January 10th-19th 2014
The exotic celebrations of native Philippines Festival Ati-Atihan seem unusual at first glance: celebrants cover their face with black soot and wear elaborately decorated costumes, but they are some of the mot interesting celebrations in Asia. This Ati-Athan festival is similar to Mardi Gras that is celebrated in other countries with just as much flair and extravagance, but lesser known. Ati-Atihan is a mixture of both traditional Filipino celebrations and Catholic holidays. The modern festival honors the infant Jesus, and a week of celebration known as Santo Niño takes place in the third week of January on Panay Island. The week is filled with parades, dancing and loud drumming.
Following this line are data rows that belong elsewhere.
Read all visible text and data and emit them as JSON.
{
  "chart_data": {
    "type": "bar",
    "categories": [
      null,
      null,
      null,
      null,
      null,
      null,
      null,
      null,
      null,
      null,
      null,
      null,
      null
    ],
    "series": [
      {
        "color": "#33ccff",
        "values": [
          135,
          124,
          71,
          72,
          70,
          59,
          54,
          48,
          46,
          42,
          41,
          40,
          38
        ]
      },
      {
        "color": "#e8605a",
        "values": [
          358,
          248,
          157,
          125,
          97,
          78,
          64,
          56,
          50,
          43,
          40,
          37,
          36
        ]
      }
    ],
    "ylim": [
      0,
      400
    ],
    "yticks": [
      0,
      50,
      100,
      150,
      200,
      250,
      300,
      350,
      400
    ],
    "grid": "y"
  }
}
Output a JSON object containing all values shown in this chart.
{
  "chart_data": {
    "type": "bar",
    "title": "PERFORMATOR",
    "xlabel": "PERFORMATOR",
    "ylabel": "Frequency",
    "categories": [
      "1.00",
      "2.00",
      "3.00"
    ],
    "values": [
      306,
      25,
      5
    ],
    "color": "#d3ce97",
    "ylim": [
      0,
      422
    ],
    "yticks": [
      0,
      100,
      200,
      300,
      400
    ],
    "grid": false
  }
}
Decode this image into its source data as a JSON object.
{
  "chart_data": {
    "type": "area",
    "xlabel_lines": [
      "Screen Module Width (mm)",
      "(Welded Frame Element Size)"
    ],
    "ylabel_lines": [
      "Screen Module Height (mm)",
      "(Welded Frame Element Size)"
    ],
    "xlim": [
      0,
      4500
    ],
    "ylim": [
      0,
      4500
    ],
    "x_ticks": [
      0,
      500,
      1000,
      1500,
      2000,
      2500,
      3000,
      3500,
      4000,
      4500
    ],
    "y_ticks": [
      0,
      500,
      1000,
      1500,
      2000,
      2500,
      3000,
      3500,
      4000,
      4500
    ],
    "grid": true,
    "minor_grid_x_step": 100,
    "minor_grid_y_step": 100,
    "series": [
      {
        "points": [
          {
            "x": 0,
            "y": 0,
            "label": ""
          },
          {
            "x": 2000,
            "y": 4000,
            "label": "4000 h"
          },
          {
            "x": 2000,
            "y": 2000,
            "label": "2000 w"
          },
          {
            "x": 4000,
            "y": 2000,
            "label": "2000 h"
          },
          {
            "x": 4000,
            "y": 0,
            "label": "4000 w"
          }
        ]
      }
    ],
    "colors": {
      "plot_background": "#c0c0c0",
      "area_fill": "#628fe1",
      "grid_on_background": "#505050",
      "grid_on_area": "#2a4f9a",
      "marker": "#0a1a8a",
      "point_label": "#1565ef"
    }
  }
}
Many tourists arrive from different parts of the country to attend the festival. But in recent years it has become very popular with overseas travelers. As such, accommodation tends to book out quickly, and many revelers resort to sleeping on the beaches. Plan your accommodation for the festival well in advance, particularly for the period surrounding the parade. Organizing transport to the islands inn advance is also required. Boats are the only way to attend many of the festivals, and tickets sell out quickly. Prices are also greatly inflated just before the event, especially for travelers who are desperate to make it to the event.
The culmination of events is over a 3 day period of parades the 9 day festival of music, dance and drama. The 3-day parade organized in the Philippines’s street in honor of the “Santo Nino” includes spectacular dancers in colorful costumes that march to a rhythm of traditional Filipino music. Ati-Atihan is celebrated all across the country of Philippines but with a unique flair in local regions. For example, Iloilo people also honor Santo Niño during the Dinagyang Festival that seems to have some pagan features. There are various other festivals that resemble this main Filipino Festival, such as Cebu’s Sinulog, Binirayan and Handugan Festivals of Antique that rival its popularity and liveliness. Attendees wear costumes in bright colors, decorated in animal bones and feathered headdresses.
The Ati-Atihan Filipino Festival first originated in Kalibo, Philippines but quickly spread to other provinces. The festival originated in 1212 AD following the arrival of members of the Datus tribe to the island of Panay. The new tribe nicknamed the darker skinned, curly haired natives of the island “Ati” or “Negritos”. The race indigenous to the island looked strikingly different to their paler invaders. The Datus purchased the land from the reigning king of the Ati, “Marikudo”, for a very low price and celebrated the bargain with a feast. The festival was borne out of celebration at a well-struck business deal. Relations between the tribes were amicable and mutually beeficial. The Datus tribe helped the natives during a poor harvest after the land changed hands and the Ati tribe could not cultivate the less arable land they now lived on. In thanks for the help they receved, they danced and sang for the Datus tribe. This became a yearly tradition of celebrating the friendship and the Datus honored the Ai by mimicking their appearance: Ati-Atihan literally means “making pretence of being an Ati”.
The Spaniards later settled in the area and the Catholics who joined the fiesta asked the Ati leaders, as well as the immigrants if they could honor Santo Niño at the fiesta. Today, the parade is a mixture of people dancing to drum music, or to sounds of metal and stone clinking from bottles. The dancing is continuous and everyone all festival participants blacken their faces with soot as a ritual of making believe that everyone is an Ati.